Huse and Cruz recognized that there may still be a lot to discover about the Cuban sandwich.

They started to write the book in 2020, right when the COVID-19 pandemic began, so they could not travel across the United States or to Cuba like they had wanted. The diplomatic relationship between the two countries was also limiting.

Because of these obstacles, they encourage others in the introduction to the book to continue the work, and expand on the knowledge that they have gleaned, all while keeping Cubans front and center.

"Barbara has described the sandwich like it belongs to immigrants, but it's interesting too, because then you've got other hairs to split there.

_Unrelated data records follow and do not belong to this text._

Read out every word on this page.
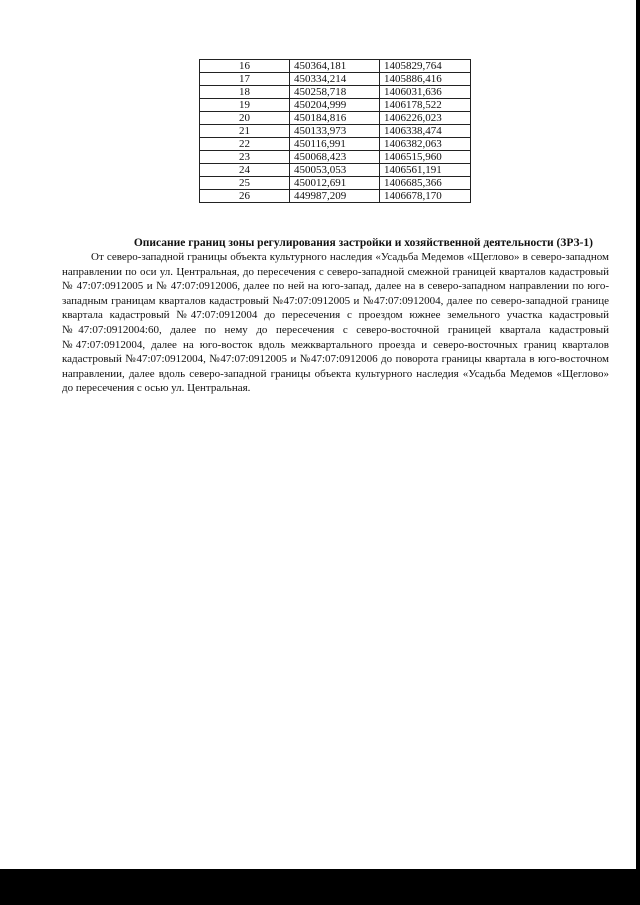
16	450364,181	1405829,764
17	450334,214	1405886,416
18	450258,718	1406031,636
19	450204,999	1406178,522
20	450184,816	1406226,023
21	450133,973	1406338,474
22	450116,991	1406382,063
23	450068,423	1406515,960
24	450053,053	1406561,191
25	450012,691	1406685,366
26	449987,209	1406678,170
Описание границ зоны регулирования застройки и хозяйственной деятельности (ЗРЗ-1)

От северо-западной границы объекта культурного наследия «Усадьба Медемов «Щеглово» в северо-западном направлении по оси ул. Центральная, до пересечения с северо-западной смежной границей кварталов кадастровый № 47:07:0912005 и № 47:07:0912006, далее по ней на юго-запад, далее на в северо-западном направлении по юго-западным границам кварталов кадастровый №47:07:0912005 и №47:07:0912004, далее по северо-западной границе квартала кадастровый №47:07:0912004 до пересечения с проездом южнее земельного участка кадастровый №47:07:0912004:60, далее по нему до пересечения с северо-восточной границей квартала кадастровый №47:07:0912004, далее на юго-восток вдоль межквартального проезда и северо-восточных границ кварталов кадастровый №47:07:0912004, №47:07:0912005 и №47:07:0912006 до поворота границы квартала в юго-восточном направлении, далее вдоль северо-западной границы объекта культурного наследия «Усадьба Медемов «Щеглово» до пересечения с осью ул. Центральная.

So you've got your immigrants, and you've got exiles too," Huse said. "So you've got this idea that to what extent does the Cuban sandwich still belong to Cuba? And to what extent has it become really a totem of exile in Miami and beyond?"

He wonders if there will ever be a time when Cubans on the island will be able to afford a Cuban sandwich, or find all the ingredients needed to make one, like people in the U.S. do, because of the conditions there.

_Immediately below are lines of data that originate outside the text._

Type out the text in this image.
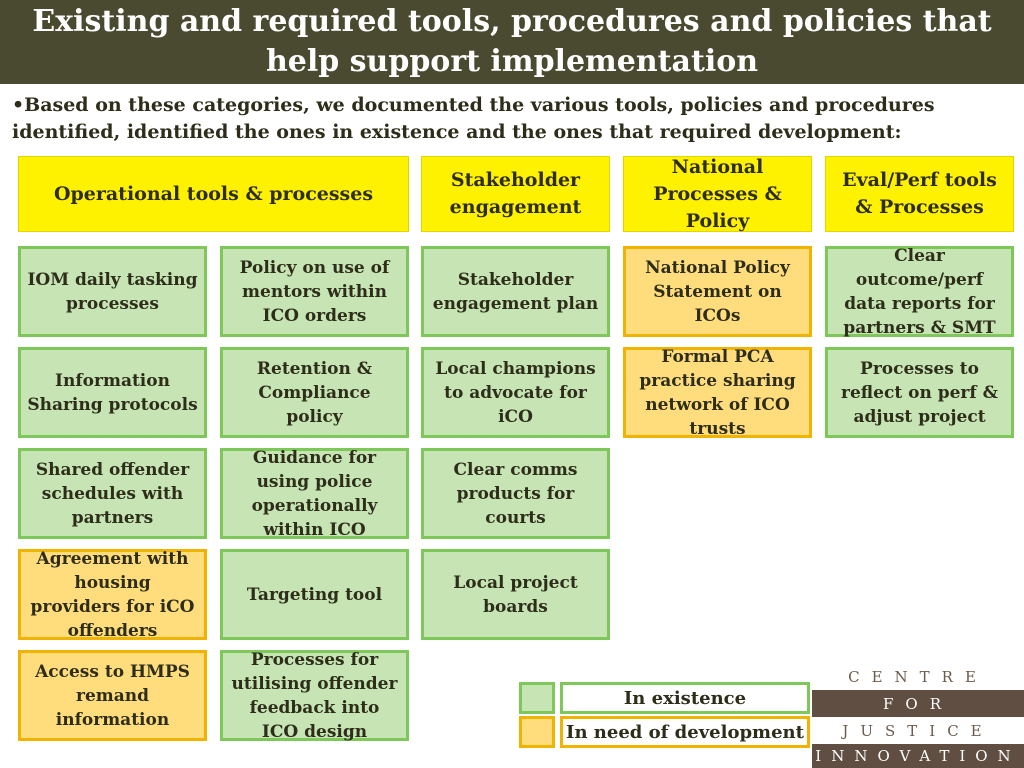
Existing and required tools, procedures and policies that help support implementation
•Based on these categories, we documented the various tools, policies and procedures identified, identified the ones in existence and the ones that required development:
Operational tools & processes
Stakeholder engagement
National Processes & Policy
Eval/Perf tools & Processes
IOM daily tasking processes
Information Sharing protocols
Shared offender schedules with partners
Agreement with housing providers for iCO offenders
Access to HMPS remand information
Policy on use of mentors within ICO orders
Retention & Compliance policy
Guidance for using police operationally within ICO
Targeting tool
Processes for utilising offender feedback into ICO design
Stakeholder engagement plan
Local champions to advocate for iCO
Clear comms products for courts
Local project boards
National Policy Statement on ICOs
Formal PCA practice sharing network of ICO trusts
Clear outcome/perf data reports for partners & SMT
Processes to reflect on perf & adjust project
In existence
In need of development
CENTRE
FOR
JUSTICE
INNOVATION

"Not just the political stuff, but everything else, you know, the material life in Cuba," he said. "The more research I did, the more I understood how desperate it was and it is, and hopefully that changes. But that was one of the big question marks over the whole thing: 'When will regular Cubans be able to enjoy that too?'"

So regardless of who created it, questions remain over what else there is to learn, and who will be able to enjoy it in the future.